Da spart er was, der Herr Müller. Und sparen ist eine Tugend, dass wissen wir alle. Wenn ihr jetzt fragt, warum solche ekelhaften Schmarotzer, wie der Herr Müller, nicht einfach an den nächsten Baum gehängt werden, dann muss ich euch sagen, dass man so etwas nicht tut. Wenn ihr das nächste mal im Supermarkt seid, dann lasst doch einfach die Sachen von Herrn Müller im Regal stehen und kauft die Sachen, die daneben stehen. Die schmecken genauso gut, sind meistens billiger und werden vielleicht von einen Unternehmer hergestellt, für den der Begriff „soziale Verantwortung“ noch eine Bedeutung hat.

Und alle an denen DAS noch vorbeigegangen ist, der gute Herr Müller unterstützt seit Jahren die NPD durch Parteispenden-die ist nämlich sein guter Freund.
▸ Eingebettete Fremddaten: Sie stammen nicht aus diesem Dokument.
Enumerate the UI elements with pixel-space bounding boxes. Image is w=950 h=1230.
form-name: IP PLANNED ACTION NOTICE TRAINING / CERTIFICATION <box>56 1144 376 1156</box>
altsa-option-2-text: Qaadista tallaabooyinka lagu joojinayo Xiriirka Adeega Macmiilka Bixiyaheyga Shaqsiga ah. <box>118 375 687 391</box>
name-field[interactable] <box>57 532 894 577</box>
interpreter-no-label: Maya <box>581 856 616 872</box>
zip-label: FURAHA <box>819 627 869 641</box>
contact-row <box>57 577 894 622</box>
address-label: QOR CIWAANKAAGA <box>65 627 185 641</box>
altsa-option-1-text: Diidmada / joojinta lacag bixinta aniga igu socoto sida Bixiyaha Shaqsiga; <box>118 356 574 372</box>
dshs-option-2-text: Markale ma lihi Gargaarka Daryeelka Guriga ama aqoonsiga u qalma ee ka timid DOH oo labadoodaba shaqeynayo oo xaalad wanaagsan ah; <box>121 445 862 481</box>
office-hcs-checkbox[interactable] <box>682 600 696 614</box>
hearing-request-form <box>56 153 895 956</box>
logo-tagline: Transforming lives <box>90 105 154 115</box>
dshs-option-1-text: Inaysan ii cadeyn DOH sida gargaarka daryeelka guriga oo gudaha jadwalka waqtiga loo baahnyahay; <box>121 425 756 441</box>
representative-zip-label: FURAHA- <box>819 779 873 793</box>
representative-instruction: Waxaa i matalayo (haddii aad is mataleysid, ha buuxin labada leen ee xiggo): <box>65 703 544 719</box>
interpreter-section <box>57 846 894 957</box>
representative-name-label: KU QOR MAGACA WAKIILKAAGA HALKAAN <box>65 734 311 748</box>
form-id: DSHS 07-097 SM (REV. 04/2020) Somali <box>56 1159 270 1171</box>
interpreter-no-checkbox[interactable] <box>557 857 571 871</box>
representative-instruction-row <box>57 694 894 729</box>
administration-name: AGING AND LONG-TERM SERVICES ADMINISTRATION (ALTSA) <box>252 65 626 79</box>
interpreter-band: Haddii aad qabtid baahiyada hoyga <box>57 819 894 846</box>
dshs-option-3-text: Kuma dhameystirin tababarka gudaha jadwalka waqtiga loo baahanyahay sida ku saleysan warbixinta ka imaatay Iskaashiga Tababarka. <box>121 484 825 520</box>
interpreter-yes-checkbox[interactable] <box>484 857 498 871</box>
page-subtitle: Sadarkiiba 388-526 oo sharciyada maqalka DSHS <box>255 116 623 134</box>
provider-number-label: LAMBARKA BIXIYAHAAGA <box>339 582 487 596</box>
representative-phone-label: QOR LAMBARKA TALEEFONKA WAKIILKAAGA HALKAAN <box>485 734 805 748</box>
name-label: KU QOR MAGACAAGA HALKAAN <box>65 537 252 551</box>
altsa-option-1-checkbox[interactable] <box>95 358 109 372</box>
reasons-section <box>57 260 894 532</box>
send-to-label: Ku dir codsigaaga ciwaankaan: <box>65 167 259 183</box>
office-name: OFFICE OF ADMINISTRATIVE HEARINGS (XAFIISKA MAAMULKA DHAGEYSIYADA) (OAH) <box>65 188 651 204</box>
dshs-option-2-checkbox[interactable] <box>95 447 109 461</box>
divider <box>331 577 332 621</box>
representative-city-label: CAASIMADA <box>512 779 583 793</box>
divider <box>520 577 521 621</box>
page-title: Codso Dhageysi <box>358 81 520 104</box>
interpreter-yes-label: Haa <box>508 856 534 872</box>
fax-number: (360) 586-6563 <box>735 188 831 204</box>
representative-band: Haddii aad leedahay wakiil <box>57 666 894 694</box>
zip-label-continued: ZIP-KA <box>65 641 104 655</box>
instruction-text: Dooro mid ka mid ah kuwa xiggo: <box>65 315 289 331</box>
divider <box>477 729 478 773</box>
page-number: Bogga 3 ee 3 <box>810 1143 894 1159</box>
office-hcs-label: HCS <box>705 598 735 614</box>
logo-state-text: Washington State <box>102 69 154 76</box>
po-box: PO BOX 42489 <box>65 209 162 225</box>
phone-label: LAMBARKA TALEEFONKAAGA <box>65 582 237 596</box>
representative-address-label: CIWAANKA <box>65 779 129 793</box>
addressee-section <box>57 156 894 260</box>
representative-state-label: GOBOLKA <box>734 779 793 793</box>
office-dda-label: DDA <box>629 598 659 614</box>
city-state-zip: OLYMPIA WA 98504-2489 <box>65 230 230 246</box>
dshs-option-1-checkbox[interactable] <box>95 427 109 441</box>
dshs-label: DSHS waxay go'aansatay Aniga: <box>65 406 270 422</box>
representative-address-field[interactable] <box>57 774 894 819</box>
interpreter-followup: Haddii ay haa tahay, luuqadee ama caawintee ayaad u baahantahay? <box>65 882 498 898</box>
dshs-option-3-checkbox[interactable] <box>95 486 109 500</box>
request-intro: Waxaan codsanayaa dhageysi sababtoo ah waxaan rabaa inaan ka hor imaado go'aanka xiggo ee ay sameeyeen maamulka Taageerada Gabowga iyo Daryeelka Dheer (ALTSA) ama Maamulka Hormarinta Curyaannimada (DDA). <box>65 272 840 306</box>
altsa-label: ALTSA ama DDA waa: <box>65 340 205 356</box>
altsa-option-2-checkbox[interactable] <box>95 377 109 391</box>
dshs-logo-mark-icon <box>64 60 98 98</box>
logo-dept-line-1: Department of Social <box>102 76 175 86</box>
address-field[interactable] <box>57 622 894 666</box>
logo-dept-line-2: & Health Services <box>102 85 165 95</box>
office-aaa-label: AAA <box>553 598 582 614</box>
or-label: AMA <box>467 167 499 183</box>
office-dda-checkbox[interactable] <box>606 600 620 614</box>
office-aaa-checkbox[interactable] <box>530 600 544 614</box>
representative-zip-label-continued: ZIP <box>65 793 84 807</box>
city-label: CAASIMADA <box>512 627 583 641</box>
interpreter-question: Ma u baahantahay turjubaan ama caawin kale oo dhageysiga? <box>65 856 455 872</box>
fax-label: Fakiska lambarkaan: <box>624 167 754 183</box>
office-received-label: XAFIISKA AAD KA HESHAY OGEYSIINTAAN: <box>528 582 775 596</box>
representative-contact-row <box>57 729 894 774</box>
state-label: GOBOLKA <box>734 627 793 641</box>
Noch ein wichtiger Grund die Sachen im Regal stehen zu lassen. Ach übrigens, da fällt mir ja ein, der Herr Müller will auch die Erbschaftssteuer sparen und hat daher beschlossen, seinen Wohnsitz nach Österreich zu verlegen. Und falls sich wirklich sehr viele Leute an den obigen Vorschlag halten, sollten sie wissen, dass die Marke
„WEIHENSTEPHAN“ auch zu der Firma von Herrn Müller gehört.